Obviously, playing violent video games does not, by itself, cause people to kill other people, because millions of us do play violent video games and have never even been in a fistfight. But saying so should not allow us to elide the deeper question. Frankly, I am not convinced that playing violent games can be ruled out as one of many contributing factors to violent behavior, especially since so many of these spree killers do seem to have spent a lot of time on the Xbox. What we need to know is what all of the risks are, and to what extent each one contributes to the making of a murderer.
I first became aware of Mitch Krpata after reading his Taxonomy of Gamers a couple of years ago. For a while now, the blog has been quiet, until today.
Over the last few weeks, a number of articles have come to my attention addressing the topic of violent videogames and their effect on those who play them. At first, the usual suspects came with knee-jerk responses claiming just what Krpata does in the quoted section above. I ignored these because, honestly, I’ve read them all before. It seemed like the same old argument that I remember from my early teens and my late teens and my early twenties, and here it was again.

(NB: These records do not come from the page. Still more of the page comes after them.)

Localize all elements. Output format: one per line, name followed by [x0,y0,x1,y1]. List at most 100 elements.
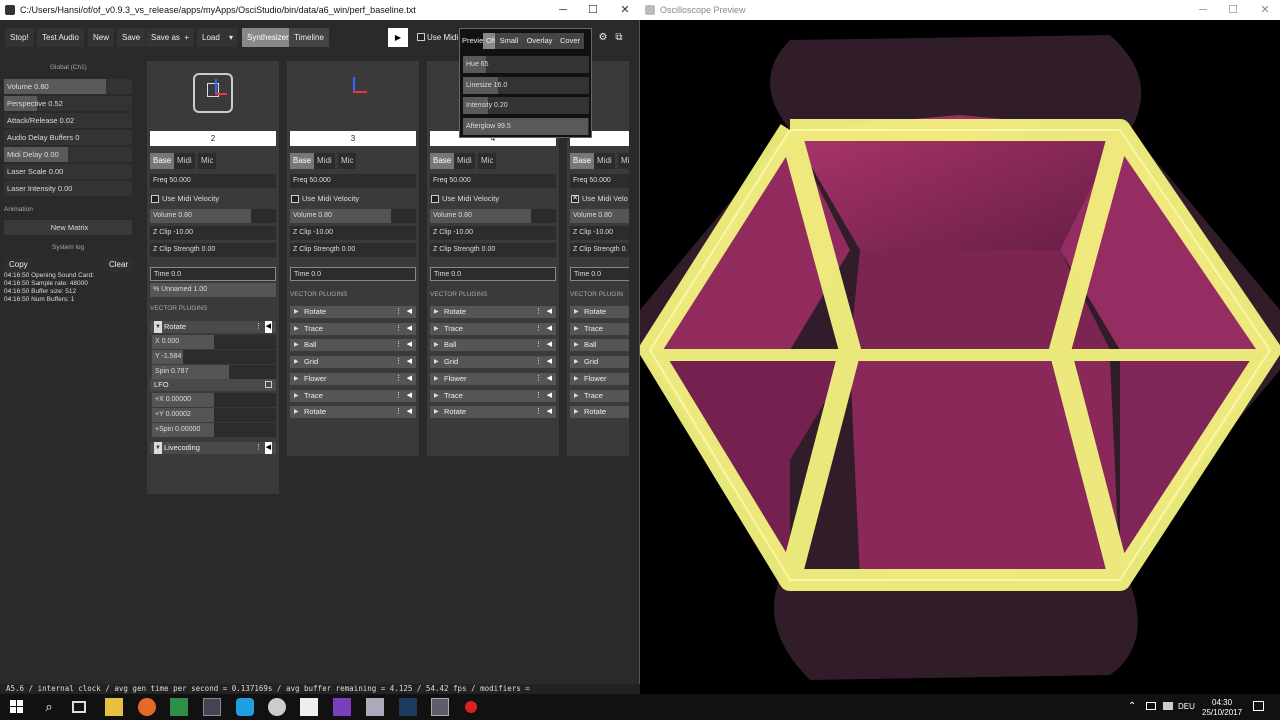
tab-mic[interactable]: Mic [478,153,497,169]
preview-slider[interactable]: Linesize 16.0 [463,76,589,94]
plugin-trace[interactable]: ▶Trace⋮◀ [570,389,629,402]
use-midi-checkbox[interactable] [417,33,425,41]
save-as-button[interactable]: Save as + [146,28,194,47]
volume-slider[interactable]: Volume 0.80 [570,209,629,223]
channel-number[interactable]: 2 [150,131,276,146]
freq-slider[interactable]: Freq 50.000 [570,174,629,188]
zclip-slider[interactable]: Z Clip -10.00 [290,226,416,240]
plugin-ball[interactable]: ▶Ball⋮◀ [430,339,556,352]
menu-dots-icon[interactable]: ⋮ [535,339,542,351]
sidebar-slider[interactable]: Attack/Release 0.02 [4,113,132,128]
collapse-arrow-icon[interactable]: ◀ [547,323,552,335]
menu-dots-icon[interactable]: ⋮ [535,373,542,385]
collapse-arrow-icon[interactable]: ◀ [547,406,552,418]
expand-triangle-icon[interactable]: ▶ [574,390,579,402]
plugin-rotate[interactable]: ▶Rotate⋮◀ [430,306,556,318]
plugin-rotate[interactable]: ▶Rotate⋮◀ [570,406,629,419]
tab-base[interactable]: Base [570,153,595,169]
plugin-flower[interactable]: ▶Flower⋮◀ [570,372,629,385]
steam-icon[interactable] [399,698,417,716]
expand-triangle-icon[interactable]: ▶ [574,306,579,318]
expand-triangle-icon[interactable]: ▼ [154,321,162,333]
sidebar-slider[interactable]: Laser Intensity 0.00 [4,181,132,196]
zclip-slider[interactable]: Z Clip -10.00 [430,226,556,240]
close-button[interactable]: ✕ [610,0,640,20]
tab-midi[interactable]: Midi [454,153,475,169]
tab-mic[interactable]: Mic [338,153,357,169]
minimize-button[interactable]: ─ [548,0,578,20]
expand-triangle-icon[interactable]: ▶ [574,339,579,351]
preview-slider[interactable]: Intensity 0.20 [463,97,589,115]
maximize-button[interactable]: ☐ [578,0,608,20]
plugin-grid[interactable]: ▶Grid⋮◀ [570,356,629,369]
network-icon[interactable] [1146,702,1156,710]
use-midi-velocity-checkbox[interactable] [291,195,299,203]
expand-triangle-icon[interactable]: ▶ [294,356,299,368]
time-slider[interactable]: Time 0.0 [430,267,556,281]
rotate-param-slider[interactable]: Spin 0.787 [152,365,276,379]
plugin-flower[interactable]: ▶Flower⋮◀ [290,372,416,385]
tab-base[interactable]: Base [290,153,315,169]
preview-slider[interactable]: Hue 65 [463,56,589,73]
tab-timeline[interactable]: Timeline [289,28,329,47]
load-button[interactable]: Load ▾ [197,28,237,47]
expand-triangle-icon[interactable]: ▶ [574,406,579,418]
plugin-trace[interactable]: ▶Trace⋮◀ [430,322,556,335]
expand-triangle-icon[interactable]: ▼ [154,442,162,454]
new-button[interactable]: New [88,28,115,47]
notification-icon[interactable] [1253,701,1264,711]
tab-mi[interactable]: Mi [618,153,629,169]
plugin-grid[interactable]: ▶Grid⋮◀ [430,356,556,369]
freq-slider[interactable]: Freq 50.000 [290,174,416,188]
collapse-arrow-icon[interactable]: ◀ [407,306,412,318]
plugin-trace[interactable]: ▶Trace⋮◀ [290,322,416,335]
zclip-strength-slider[interactable]: Z Clip Strength 0. [570,243,629,257]
plugin-ball[interactable]: ▶Ball⋮◀ [570,339,629,352]
preview-title-bar[interactable]: Oscilloscope Preview ─ ☐ ✕ [640,0,1280,20]
menu-dots-icon[interactable]: ⋮ [395,373,402,385]
plugin-trace[interactable]: ▶Trace⋮◀ [430,389,556,402]
menu-dots-icon[interactable]: ⋮ [395,406,402,418]
expand-triangle-icon[interactable]: ▶ [294,323,299,335]
zclip-slider[interactable]: Z Clip -10.00 [570,226,629,240]
excel-icon[interactable] [170,698,188,716]
menu-dots-icon[interactable]: ⋮ [535,323,542,335]
zclip-slider[interactable]: Z Clip -10.00 [150,226,276,240]
menu-dots-icon[interactable]: ⋮ [255,321,262,333]
tab-base[interactable]: Base [150,153,175,169]
menu-dots-icon[interactable]: ⋮ [535,406,542,418]
app-icon-grey[interactable] [268,698,286,716]
sidebar-slider[interactable]: Perspective 0.52 [4,96,132,111]
plugin-rotate[interactable]: ▶Rotate⋮◀ [290,406,416,419]
volume-slider[interactable]: Volume 0.80 [150,209,276,223]
popout-icon[interactable]: ⧉ [612,28,626,47]
plugin-ball[interactable]: ▶Ball⋮◀ [290,339,416,352]
preview-option-overlay[interactable]: Overlay [521,33,558,49]
zclip-strength-slider[interactable]: Z Clip Strength 0.00 [430,243,556,257]
terminal-icon[interactable] [203,698,221,716]
collapse-arrow-icon[interactable]: ◀ [547,373,552,385]
task-view-icon[interactable] [72,701,86,713]
save-button[interactable]: Save [117,28,146,47]
expand-triangle-icon[interactable]: ▶ [574,323,579,335]
lfo-param-slider[interactable]: +Spin 0.00000 [152,423,276,437]
plugin-flower[interactable]: ▶Flower⋮◀ [430,372,556,385]
tab-midi[interactable]: Midi [314,153,335,169]
plugin-trace[interactable]: ▶Trace⋮◀ [570,322,629,335]
clock-date[interactable]: 25/10/2017 [1202,708,1242,717]
collapse-arrow-icon[interactable]: ◀ [547,390,552,402]
rotate-param-slider[interactable]: X 0.000 [152,335,276,349]
menu-dots-icon[interactable]: ⋮ [395,356,402,368]
collapse-arrow-icon[interactable]: ◀ [407,323,412,335]
use-midi-velocity-checkbox[interactable] [151,195,159,203]
time-slider[interactable]: Time 0.0 [290,267,416,281]
sidebar-slider[interactable]: Midi Delay 0.00 [4,147,132,162]
new-matrix-button[interactable]: New Matrix [4,220,132,235]
freq-slider[interactable]: Freq 50.000 [150,174,276,188]
visual-studio-icon[interactable] [333,698,351,716]
expand-triangle-icon[interactable]: ▶ [294,406,299,418]
lfo-checkbox[interactable] [265,381,272,388]
use-midi-velocity-checkbox[interactable] [431,195,439,203]
test-audio-button[interactable]: Test Audio [37,28,84,47]
sidebar-slider[interactable]: Audio Delay Buffers 0 [4,130,132,145]
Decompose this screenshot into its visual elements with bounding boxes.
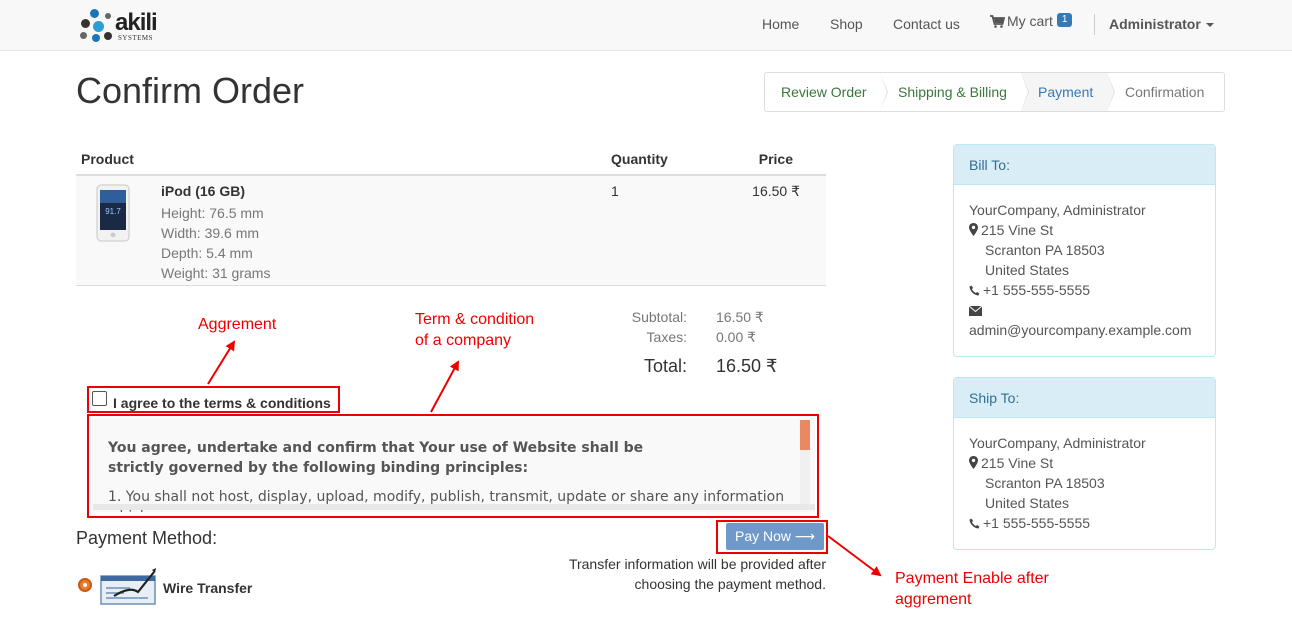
total-value: 16.50 ₹ [716, 356, 778, 376]
wizard-step-shipping[interactable]: Shipping & Billing [880, 73, 1029, 111]
wizard-step-label: Review Order [781, 84, 867, 100]
brand-subtitle: SYSTEMS [118, 34, 154, 42]
ship-to-street: 215 Vine St [981, 455, 1054, 471]
wizard-step-payment[interactable]: Payment [1021, 73, 1115, 111]
wire-transfer-icon [100, 568, 156, 605]
wizard-step-label: Payment [1038, 84, 1094, 100]
taxes-label: Taxes: [646, 329, 687, 345]
table-row: 91.7 iPod (16 GB) Height: 76.5 mm Width:… [76, 176, 826, 286]
bill-to-country: United States [985, 262, 1070, 278]
ship-to-title: Ship To: [954, 378, 1215, 418]
bill-to-street-line: 215 Vine St [969, 222, 1053, 238]
bill-to-panel: Bill To: YourCompany, Administrator 215 … [953, 144, 1216, 357]
product-quantity: 1 [611, 183, 619, 199]
annotation-payment-line: aggrement [895, 591, 972, 608]
chevron-down-icon [1205, 23, 1214, 28]
terms-heading-line: strictly governed by the following bindi… [108, 460, 529, 476]
map-marker-icon [969, 456, 978, 469]
cart-label: My cart [1007, 13, 1053, 29]
ship-to-phone-line: +1 555-555-5555 [969, 515, 1090, 531]
product-attribute: Depth: 5.4 mm [161, 245, 253, 261]
phone-icon [969, 285, 980, 296]
bill-to-phone-line: +1 555-555-5555 [969, 282, 1090, 298]
wizard-step-confirmation: Confirmation [1107, 73, 1224, 111]
nav-contact-link[interactable]: Contact us [893, 16, 960, 32]
nav-home-link[interactable]: Home [762, 16, 799, 32]
subtotal-value: 16.50 ₹ [716, 309, 764, 325]
pay-now-button[interactable]: Pay Now ⟶ [726, 523, 824, 550]
transfer-note: Transfer information will be provided af… [556, 554, 826, 594]
ship-to-phone: +1 555-555-5555 [983, 515, 1091, 531]
brand-logo[interactable]: akili SYSTEMS [78, 7, 168, 45]
column-header-quantity: Quantity [611, 151, 668, 167]
bill-to-name: YourCompany, Administrator [969, 202, 1146, 218]
wire-transfer-label[interactable]: Wire Transfer [163, 580, 252, 596]
agree-checkbox[interactable] [92, 391, 107, 406]
ship-to-city: Scranton PA 18503 [985, 475, 1105, 491]
envelope-icon [968, 303, 983, 319]
terms-scrollbar-thumb[interactable] [800, 420, 810, 450]
bill-to-email: admin@yourcompany.example.com [969, 322, 1192, 338]
ship-to-name: YourCompany, Administrator [969, 435, 1146, 451]
product-attribute: Height: 76.5 mm [161, 205, 264, 221]
annotation-terms: Term & condition of a company [415, 309, 534, 351]
product-name[interactable]: iPod (16 GB) [161, 183, 245, 199]
cart-count-badge: 1 [1056, 13, 1073, 27]
wire-transfer-radio[interactable] [78, 578, 92, 592]
cart-icon [990, 15, 1006, 28]
agree-checkbox-label[interactable]: I agree to the terms & conditions [113, 395, 331, 411]
arrow-agreement [207, 340, 236, 385]
column-header-price: Price [758, 151, 793, 167]
wizard-step-label: Confirmation [1125, 84, 1205, 100]
bill-to-street: 215 Vine St [981, 222, 1054, 238]
product-attribute: Width: 39.6 mm [161, 225, 260, 241]
phone-icon [969, 518, 980, 529]
terms-heading-line: You agree, undertake and confirm that Yo… [108, 440, 644, 456]
annotation-agreement: Aggrement [198, 316, 277, 333]
terms-scroll-area[interactable]: You agree, undertake and confirm that Yo… [91, 418, 815, 512]
ship-to-country: United States [985, 495, 1070, 511]
ship-to-street-line: 215 Vine St [969, 455, 1053, 471]
column-header-product: Product [81, 151, 134, 167]
annotation-payment: Payment Enable after aggrement [895, 568, 1049, 610]
terms-heading: You agree, undertake and confirm that Yo… [108, 438, 708, 478]
taxes-value: 0.00 ₹ [716, 329, 757, 345]
total-label: Total: [643, 356, 687, 376]
logo-dots-icon [78, 7, 118, 45]
annotation-terms-line: Term & condition [415, 311, 535, 328]
wizard-step-label: Shipping & Billing [898, 84, 1007, 100]
arrow-payment [827, 535, 882, 577]
checkout-wizard: Review Order Shipping & Billing Payment … [764, 72, 1225, 112]
page-title: Confirm Order [76, 70, 305, 111]
terms-highlight: You agree, undertake and confirm that Yo… [87, 414, 819, 518]
product-attribute: Weight: 31 grams [161, 265, 271, 281]
terms-horizontal-scrollbar[interactable] [93, 504, 815, 510]
annotation-terms-line: of a company [415, 332, 512, 349]
user-name: Administrator [1109, 16, 1201, 32]
map-marker-icon [969, 223, 978, 236]
product-screen-text: 91.7 [105, 207, 121, 216]
ship-to-panel: Ship To: YourCompany, Administrator 215 … [953, 377, 1216, 550]
subtotal-label: Subtotal: [631, 309, 687, 325]
product-price: 16.50 ₹ [752, 183, 800, 199]
annotation-payment-line: Payment Enable after [895, 570, 1049, 587]
bill-to-title: Bill To: [954, 145, 1215, 185]
top-navbar: akili SYSTEMS Home Shop Contact us My ca… [0, 0, 1292, 51]
wizard-step-review[interactable]: Review Order [765, 73, 888, 111]
arrow-terms [430, 360, 459, 413]
nav-shop-link[interactable]: Shop [830, 16, 863, 32]
bill-to-phone: +1 555-555-5555 [983, 282, 1091, 298]
transfer-note-line: choosing the payment method. [634, 576, 826, 592]
nav-cart-link[interactable]: My cart 1 [990, 13, 1073, 31]
user-menu[interactable]: Administrator [1109, 16, 1214, 32]
payment-method-title: Payment Method: [76, 528, 218, 548]
product-image: 91.7 [96, 184, 130, 242]
nav-divider [1094, 14, 1095, 35]
brand-name: akili [115, 9, 158, 36]
bill-to-city: Scranton PA 18503 [985, 242, 1105, 258]
transfer-note-line: Transfer information will be provided af… [568, 556, 826, 572]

Then—amongst the several critics who I’ve discovered thanks to sites like Critical Distance—I began to see a different opinion. “Maybe violent games do affect those who play them,”
they said. But I had an almost palpable reaction to seeing the stories pop up in my RSS feed. How could I possibly agree with something I’d argued against for much of my life?
That’s when Krpata’s article appeared in the feed. It’s clear now to me that the proper response for all parties with a stake in the discussion (about the causes for violent tragedies) is to reflect and reconsider the parts of our culture which emphasize and glorify violence.
Personally, games have not made me any more or less violent, and that covers many (I’d rather avoid counting) hours of play; however, I am only one person. And the rest of my life is non-violent, low stress, and devoid of the many other outside factors that seem to motivate gunman as seen in the Sandy Hook tragedy. Could violent games be a contributor in such cases? Perhaps.
I’d side with Krpata in calling for longterm study of gaming’s effect on players. If we look, we may find information that can help avoid such horrible outcomes. The same discoveries might show us something we’d rather not see. But as I was reminded of arguing this topic as a teenager, I realized that not only have I grown up since then, gaming has supposedly done some growing of its own. If the videogame industry hopes to be taken seriously, to be considered mature, then self-reflection and study would be an excellent first step to take.